Inwestowanie w skróty — wkładanie pieniędzy w małe grupy rynków często nie mające wiele wspólnego ze sobą poza ogólną koncepcją gospodarki — zamienia się w lęk przed tymi skrótami.
Były ekonomista Goldman Sachs, Jim O'Neill zaczął to wszystko w 2001 r. tworząc skrót BRIC, rodzinę Brazylii, Rosji, Indii i Chin. Wiele z tych krajów, takie inne, funkcjonowało pod różnymi skrótami, ale od niedawna notowały gwałtowny wzrost gospodarczy. W sytuacji, gdy korzyści z inwestowania nie są zagwarantowane, a własne rynki giełdowe wypadają poniżej oczekiwań, to zarządzający funduszami uciekali do grup krajów będących w modzie.
Aktywa zarządzane w krajach BRIC zmalały w końcu ubiegłego roku do 9 mld euro z 21 mld pod koniec 2010 r., podczas gdy aktywa będące w zarządzaniu większych funduszy akcyjnych na wschodzących rynkach zwiększyły się w tym czasie — wynika z danych Lipper, firmy z grupy Thomson Reuters, informującej o funduszach i oceniającej je. Fundusz banku Goldman Sachs w krajach BRIC stracił 20 proc. wartości w ostatnich 3 latach.
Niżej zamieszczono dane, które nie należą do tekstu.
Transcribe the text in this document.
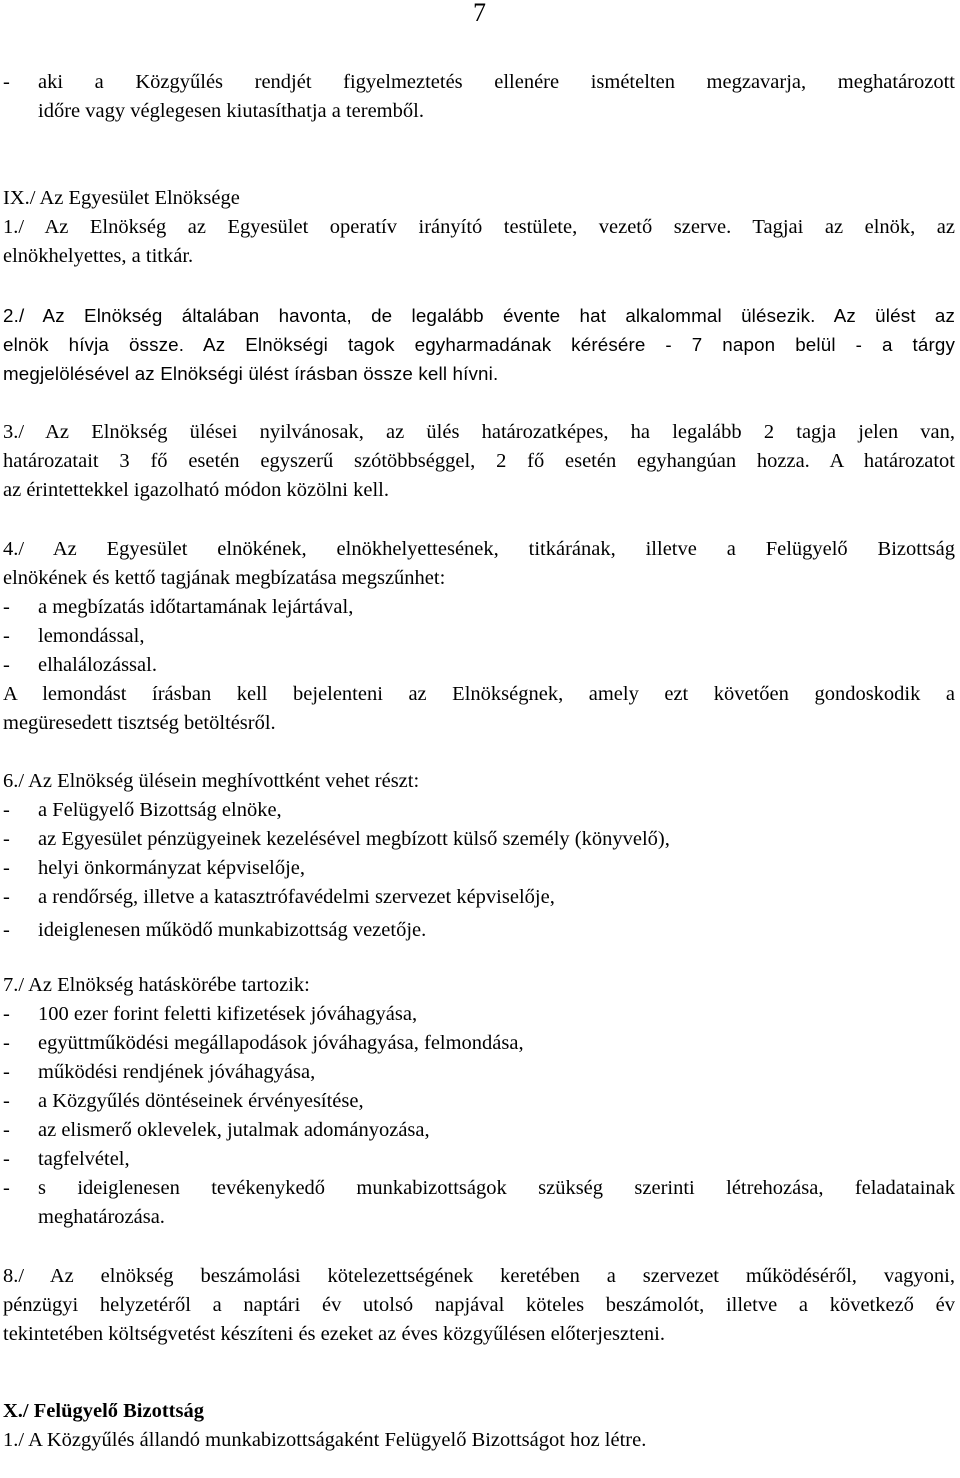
7
-	aki a Közgyűlés rendjét figyelmeztetés ellenére ismételten megzavarja, meghatározott
időre vagy véglegesen kiutasíthatja a teremből.
IX./ Az Egyesület Elnöksége
1./ Az Elnökség az Egyesület operatív irányító testülete, vezető szerve. Tagjai az elnök, az
elnökhelyettes, a titkár.
2./ Az Elnökség általában havonta, de legalább évente hat alkalommal ülésezik. Az ülést az
elnök hívja össze. Az Elnökségi tagok egyharmadának kérésére - 7 napon belül - a tárgy
megjelölésével az Elnökségi ülést írásban össze kell hívni.
3./ Az Elnökség ülései nyilvánosak, az ülés határozatképes, ha legalább 2 tagja jelen van,
határozatait 3 fő esetén egyszerű szótöbbséggel, 2 fő esetén egyhangúan hozza. A határozatot
az érintettekkel igazolható módon közölni kell.
4./ Az Egyesület elnökének, elnökhelyettesének, titkárának, illetve a Felügyelő Bizottság
elnökének és kettő tagjának megbízatása megszűnhet:
-	a megbízatás időtartamának lejártával,
-	lemondással,
-	elhalálozással.
A lemondást írásban kell bejelenteni az Elnökségnek, amely ezt követően gondoskodik a
megüresedett tisztség betöltésről.
6./ Az Elnökség ülésein meghívottként vehet részt:
-	a Felügyelő Bizottság elnöke,
-	az Egyesület pénzügyeinek kezelésével megbízott külső személy (könyvelő),
-	helyi önkormányzat képviselője,
-	a rendőrség, illetve a katasztrófavédelmi szervezet képviselője,
-	ideiglenesen működő munkabizottság vezetője.
7./ Az Elnökség hatáskörébe tartozik:
-	100 ezer forint feletti kifizetések jóváhagyása,
-	együttműködési megállapodások jóváhagyása, felmondása,
-	működési rendjének jóváhagyása,
-	a Közgyűlés döntéseinek érvényesítése,
-	az elismerő oklevelek, jutalmak adományozása,
-	tagfelvétel,
-	s ideiglenesen tevékenykedő munkabizottságok szükség szerinti létrehozása, feladatainak
meghatározása.
8./ Az elnökség beszámolási kötelezettségének keretében a szervezet működéséről, vagyoni,
pénzügyi helyzetéről a naptári év utolsó napjával köteles beszámolót, illetve a következő év
tekintetében költségvetést készíteni és ezeket az éves közgyűlésen előterjeszteni.
X./ Felügyelő Bizottság
1./ A Közgyűlés állandó munkabizottságaként Felügyelő Bizottságot hoz létre.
Nie zrażony O'Neill wymyślił nowy skrót. W kilku wystąpieniach w rozgłośni BBC promował grupę MINT — Meksyk, Indonezję, Nigerię, Turcję — jako następnego giganta po BRIC. Podkreślał, że MINT — jak wcześniej BRIC — jest koncepcją ekonomiczną, nie inwestycyjną, a w swych programach oceniał problemy każdego z tych krajów i ich potencjał
Mimo wszystko atrakcyjność „inwestowania w skróty" maleje. Zarządzający funduszami twierdzą, że takie grupy nie uwzględniają różnego stadium rozwoju tworzących jej krajów i ryzyka większego niż na innych obiecujących rynkach.